Hekimleri cezalandırmayın, ödüllendirin
Kimse gergin bir ortamda çalışmak istemez. Özellikle de kimse itibar görmediği işi yapmaz, bırakır. Cerrahi branşların tercih edilmekten kaçınıldığı bir ortamda, hekimlerin teşvik edilmesi gerekiyor. Bunun için daha geç olmadan adım atılması gerekiyor. T.C. Sağlık Bakanlığı yetkililerinin bu alandaki çalışmalarına yeni bir şekil vermesi gerekiyor. Yeni bir strateji belirleyerek, hekimlerin çalışma ortamları güvenli hale getirilmeli ve emeklerinin karşılığını alacakları şekilde yeniden düzenlenmeli. Liyakat sahibi olan ve tıp camiası tarafından bilinen hekimlerin gözetiminde, eğitim seferberliği başlatılmalı. Özellikle periferdeki hekimlerin, eğitimlerinin ve gelişimlerinin sağlanması şart. Etkili iletişim, dijital ve teknoloji alanında da hekimlerin ve sağlık çalışanlarının geliştirilmesi gerekiyor. Tabii, işin uzmanı olan hekimler ve bilim insanları tarafından oluşturulacak kurulla, hasta bakma sayısı yerine tedavi başarı oranları gibi farklı kriterler de yeni düzenlemelerle getirilmeli.
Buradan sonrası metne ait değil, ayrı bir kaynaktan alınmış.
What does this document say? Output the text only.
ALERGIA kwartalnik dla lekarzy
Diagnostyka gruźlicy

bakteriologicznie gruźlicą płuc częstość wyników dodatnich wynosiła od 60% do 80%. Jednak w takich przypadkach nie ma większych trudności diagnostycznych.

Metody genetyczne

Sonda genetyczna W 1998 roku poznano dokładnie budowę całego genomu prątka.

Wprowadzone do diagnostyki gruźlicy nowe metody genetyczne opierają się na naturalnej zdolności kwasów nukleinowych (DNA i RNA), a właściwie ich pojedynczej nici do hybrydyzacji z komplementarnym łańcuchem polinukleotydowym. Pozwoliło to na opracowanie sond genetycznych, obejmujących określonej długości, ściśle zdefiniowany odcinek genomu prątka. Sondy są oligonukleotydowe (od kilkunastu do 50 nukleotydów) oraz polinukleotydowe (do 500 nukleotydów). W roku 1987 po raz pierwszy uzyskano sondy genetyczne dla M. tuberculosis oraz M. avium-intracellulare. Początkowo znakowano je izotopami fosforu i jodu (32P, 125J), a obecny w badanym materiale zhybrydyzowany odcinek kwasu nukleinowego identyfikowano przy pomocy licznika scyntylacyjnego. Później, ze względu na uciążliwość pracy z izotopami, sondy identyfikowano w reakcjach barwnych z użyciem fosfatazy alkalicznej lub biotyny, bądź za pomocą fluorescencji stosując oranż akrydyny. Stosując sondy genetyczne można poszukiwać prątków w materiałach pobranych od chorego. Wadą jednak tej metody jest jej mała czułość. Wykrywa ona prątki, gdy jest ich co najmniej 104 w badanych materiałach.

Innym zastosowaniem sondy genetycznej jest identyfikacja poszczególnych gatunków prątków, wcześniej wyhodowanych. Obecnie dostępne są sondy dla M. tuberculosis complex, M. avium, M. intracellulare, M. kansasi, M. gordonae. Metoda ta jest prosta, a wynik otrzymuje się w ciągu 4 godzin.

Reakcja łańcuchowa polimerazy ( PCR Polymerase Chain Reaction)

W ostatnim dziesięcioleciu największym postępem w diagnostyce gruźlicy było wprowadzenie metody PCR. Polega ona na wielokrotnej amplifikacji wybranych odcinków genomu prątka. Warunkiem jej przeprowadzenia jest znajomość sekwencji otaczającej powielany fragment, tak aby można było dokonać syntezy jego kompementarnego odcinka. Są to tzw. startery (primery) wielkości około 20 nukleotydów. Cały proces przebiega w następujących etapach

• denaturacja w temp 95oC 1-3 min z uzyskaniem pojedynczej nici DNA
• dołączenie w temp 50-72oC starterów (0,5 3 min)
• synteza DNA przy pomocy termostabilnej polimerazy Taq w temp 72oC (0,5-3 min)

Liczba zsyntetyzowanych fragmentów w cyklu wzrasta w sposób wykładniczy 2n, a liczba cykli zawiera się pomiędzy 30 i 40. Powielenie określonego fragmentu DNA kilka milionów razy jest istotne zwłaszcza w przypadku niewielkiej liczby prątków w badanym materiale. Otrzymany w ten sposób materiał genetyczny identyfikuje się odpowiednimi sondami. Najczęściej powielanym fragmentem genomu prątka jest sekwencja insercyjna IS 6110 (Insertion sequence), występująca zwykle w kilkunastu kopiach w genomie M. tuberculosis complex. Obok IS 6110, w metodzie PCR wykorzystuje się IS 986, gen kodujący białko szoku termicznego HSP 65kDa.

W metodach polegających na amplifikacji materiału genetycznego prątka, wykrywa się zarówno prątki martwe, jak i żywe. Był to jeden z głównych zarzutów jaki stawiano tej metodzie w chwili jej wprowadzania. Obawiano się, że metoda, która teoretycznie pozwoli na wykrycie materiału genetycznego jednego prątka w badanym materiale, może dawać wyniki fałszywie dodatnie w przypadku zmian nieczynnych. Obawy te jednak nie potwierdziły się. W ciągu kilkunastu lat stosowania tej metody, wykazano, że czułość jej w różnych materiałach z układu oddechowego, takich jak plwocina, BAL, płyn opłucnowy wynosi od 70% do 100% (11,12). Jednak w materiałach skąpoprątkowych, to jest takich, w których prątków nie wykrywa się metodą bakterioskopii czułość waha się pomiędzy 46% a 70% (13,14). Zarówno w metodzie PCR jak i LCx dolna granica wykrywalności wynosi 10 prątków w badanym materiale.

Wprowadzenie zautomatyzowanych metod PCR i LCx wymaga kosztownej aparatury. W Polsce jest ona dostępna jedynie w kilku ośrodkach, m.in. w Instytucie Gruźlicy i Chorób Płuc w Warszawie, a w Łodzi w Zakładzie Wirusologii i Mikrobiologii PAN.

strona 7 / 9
Eğitim seferberliği başlatılmalı
Hayatımızın ellerinde olduğu hekimlerin ve sağlık çalışanlarının eğitimi ve gelişimi hayati önem taşıyor. Cezalandırarak hiç kimseyi geliştiremezsiniz. Ancak, teşvik ederek gelişim ve üretim sağlayabilirsiniz. Önceki yıllarda cerrahi alanda büyük başarılara imza atan hekimler, hasta ile en az iletişim sağlayabilecekleri branşlara yöneliyorsa, bu durum acil şekilde revizyon yapılması gerektiğini gösteriyor.
Kimse saygı görmediği yerde olmak istemez. Özellikle de çalışmakla geçen tüm hayatlarını, başka insanların sağlığına kavuşması için emek veren değerli hekimlere bekledikleri değerin verilmesi şart. Daha sağlıklı bir toplum için, liyakat sahibi hekimlere ve kanıta dayalı tıbba ihtiyacımız var.
Uzman gazetecilere ihtiyaç var
Medyanın güçlü şekilde sesini çıkartması, aksaklıkları dile getirmesi ve çözüm önerilerinde bulunması şart. Bizler, her kesim ile sürekli iletişim halindeyiz. İnsanlar bize sorunlarını anlatıyorlar, çözüm olması için düşüncelerini iletiyorlar. Bizler bunları alıp, süzgeçten geçirdikten sonra dile getirdiğimizde halk sağlığını korumanın dışında sağlık ekonomisi açısından da büyük avantaj sağlanmasına destek oluyoruz.
Sağlık sisteminde ilerlemek için yapılması gerekenlerden bazıları:
- Sözde uzmanlardan uzak durun
- Liyakat sahibi hekimlerin eğitim vermesini sağlayın
- Nitelikli eğitim, doğru teşhis ve tedavi için şart
- Hekim-hasta iletişimini güçlendirin
- Üniversitelerde daha iyi eğitim verilmesini destekleyin
- Cerrahi branşlar başta olmak üzere hastayla iletişimde olan branşları teşvik edin
- Güvenli çalışma ortamı, maddi tatmin sağlayın
Liyakat sahibi hekimlerin önderliğinde yeni stratejiler belirlenmeli. Bu nedenle hem medya hem toplum hem de sağlık camiası bu konuda en kısa zamanda somut adım atmak zorunda. Sağlıklı nesiller için liyakat sahibi hekimlere ihtiyacımız var.